STEVENSON is pleased to announce Uncharted Lands and Trackless Seas by Simphiwe Ndzube, his debut solo exhibition with the gallery.
Through painting, sculpture and installation, Ndzube stages an introduction to his imaginative universe, named Echoes of the First Stories. He states, ‘We begin in the real world and through interaction with the work enter a fabulist tale in progress. I’ve attempted to create the genesis of a cosmology that finds itself in the “uncharted lands and trackless seas” I call the Mine Moon. It emerges from the tradition of magical realism and is expanding to points currently unknown.’
Narrative influences span Ben Okri, Franz Kafka, Haruki Murakami, Hieronymus Bosch, David Lynch, Gabriel García Márquez and Zakes Mda. In particular Ndzube highlights Magical Realism: Theory, History, Community by Wendy B Faris and Lois Parkinson Zamora which describes magical realism as ‘a mode suited to exploring – and transgressing – boundaries, whether the boundaries are ontological, political, geographical or generic. [It] facilitates the fusion, or coexistence, of possible worlds, spaces, systems that would be irreconcilable in other modes.’

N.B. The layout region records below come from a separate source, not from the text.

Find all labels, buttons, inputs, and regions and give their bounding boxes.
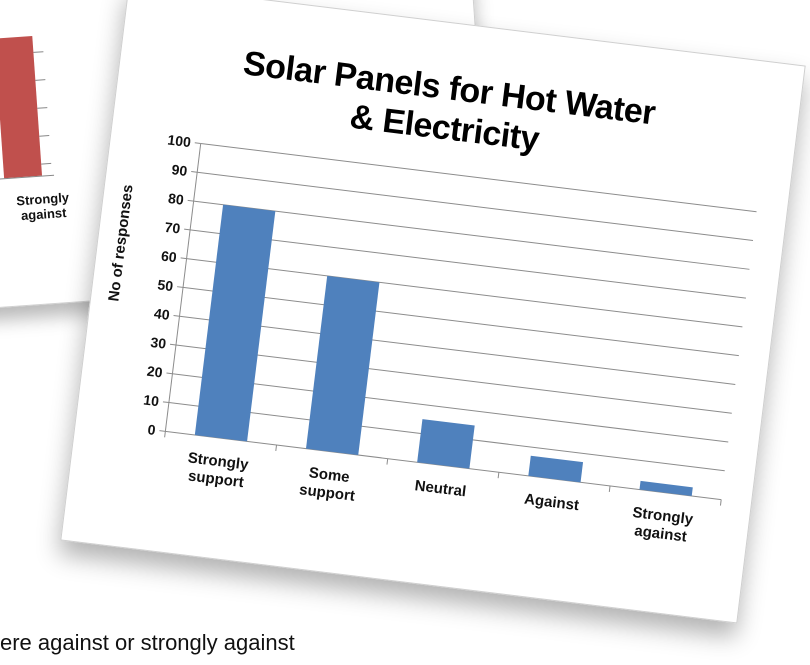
- y-gridline: [186, 258, 743, 328]
- y-tick-mark: [191, 171, 198, 173]
- y-tick-mark: [194, 142, 201, 144]
- slide-caption: ere against or strongly against: [0, 630, 295, 655]
- y-tick-mark: [184, 228, 191, 231]
- y-tick-label: 60: [160, 248, 178, 266]
- y-tick-mark: [173, 314, 180, 317]
- y-tick-label: 30: [150, 334, 168, 352]
- background-chart-gridline: [41, 162, 52, 165]
- x-tick-label-line: Some: [308, 464, 351, 486]
- bar: [639, 480, 693, 496]
- x-tick-mark: [608, 485, 611, 492]
- background-chart-bar: [0, 35, 43, 179]
- bar: [417, 419, 475, 469]
- y-tick-label: 0: [147, 421, 157, 438]
- y-tick-label: 20: [146, 363, 164, 381]
- y-tick-label: 40: [153, 305, 171, 323]
- bar: [528, 455, 584, 483]
- y-gridline: [175, 344, 732, 414]
- x-tick-label-line: support: [298, 481, 355, 505]
- x-tick-label: Stronglyagainst: [629, 504, 694, 546]
- y-gridline: [179, 315, 736, 385]
- x-tick-mark: [719, 499, 722, 506]
- y-gridline: [182, 286, 739, 357]
- y-tick-mark: [177, 286, 184, 288]
- bar-chart-plot: 0 10 20 30 40 50 60 70 80 90 100 Stronglysupport Som…: [143, 131, 757, 546]
- x-tick-mark: [386, 458, 389, 465]
- x-tick-mark: [497, 472, 500, 479]
- y-axis-line: [164, 143, 202, 432]
- y-tick-mark: [187, 199, 194, 202]
- x-tick-label: Stronglysupport: [185, 449, 250, 491]
- x-tick-label-line: Neutral: [414, 477, 467, 500]
- bar: [194, 204, 276, 442]
- y-tick-mark: [162, 401, 169, 404]
- x-tick-mark: [164, 431, 166, 438]
- bar: [305, 275, 380, 456]
- background-chart-category-label: Strongly against: [0, 188, 89, 224]
- background-chart-gridline: [37, 107, 48, 109]
- x-tick-label: Somesupport: [298, 463, 358, 505]
- x-tick-label-line: support: [187, 468, 244, 492]
- main-chart-card: Solar Panels for Hot Water & Electricity…: [60, 0, 806, 624]
- y-tick-label: 10: [143, 391, 161, 409]
- x-tick-label-line: Against: [523, 491, 580, 515]
- y-gridline: [190, 229, 746, 299]
- background-chart-gridline: [39, 135, 50, 137]
- background-chart-gridline: [33, 51, 44, 53]
- x-tick-label-line: against: [633, 522, 687, 545]
- x-tick-label: Neutral: [414, 477, 467, 500]
- y-tick-label: 80: [167, 190, 185, 208]
- y-gridline: [197, 171, 754, 242]
- y-tick-mark: [180, 257, 187, 260]
- y-gridline: [172, 373, 729, 443]
- y-tick-label: 50: [157, 276, 175, 294]
- y-gridline: [200, 143, 757, 213]
- x-tick-label: Against: [523, 491, 580, 515]
- y-tick-label: 90: [171, 161, 189, 179]
- background-chart-gridline: [35, 79, 46, 81]
- y-tick-mark: [169, 343, 177, 346]
- y-tick-label: 100: [167, 131, 192, 150]
- y-tick-mark: [166, 372, 173, 375]
- x-tick-mark: [275, 444, 278, 452]
- y-gridline: [193, 200, 750, 270]
- y-tick-label: 70: [164, 219, 182, 237]
- y-tick-mark: [159, 430, 166, 432]
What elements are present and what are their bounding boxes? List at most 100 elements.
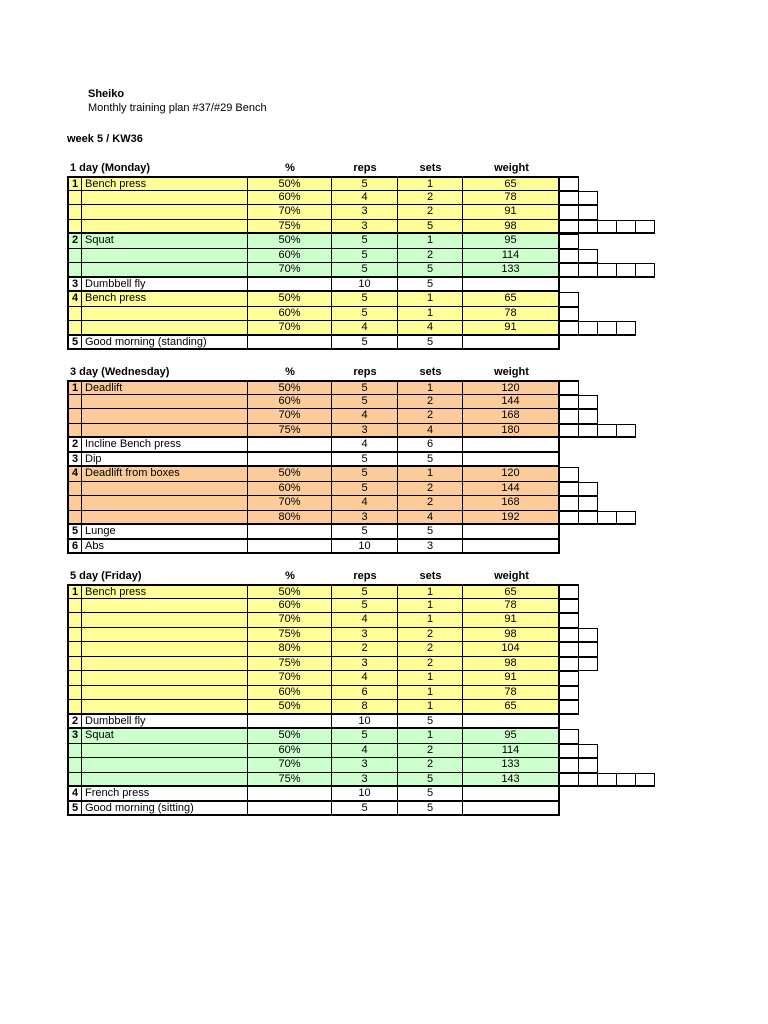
set-checkbox <box>579 627 598 642</box>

In tracing the history of the Mine Moon, Ndzube says:
We are told it resembles a space untainted by modernity, such as the desert and Johannesburg mining sites. We are also told of the Mungu People, the extraterrestrials that came and colonised the Moon to extract a bounty of its natural wealth, leaving a landless labour class, the Spirit People. Since then one of the major vocations of the Spirit People has been Gravedigging. Since the occupation began the Spirit People have used Gravedigging as a subversive tactic of survival during the day, and engaging in performative competitions on their days off. On occasion, the Goddess Nanana appears riding her totem spirit animal in what looks like a grand arrival from another planet to awaken her people from eternal sleep and take them to an expanded state of awareness. Ultimately, with the dictator named Gorogo ever-returning from the dead, the transcendental impulse of the Spirit People appears to be forever uncertain and precarious. The major adventure still lies ahead – perhaps they will remain in the state of potentiality as long as they are in the Mine Moon.
The characters, entities and archetypes in this exhibition span dream, allegory and myth as Ndzube iterates, ‘they have been inspired by those that I have come across, heard of and possibly seen in dreams or in other worlds’.
The exhibition opens Thursday 24 January, 6-8pm.
The artist will give a walkabout in support of the Friends of Iziko South African National Gallery on Friday 25 January at 11am. Tickets are R80 for Friends members; R100 for non-members; R25 for those 25 years and under.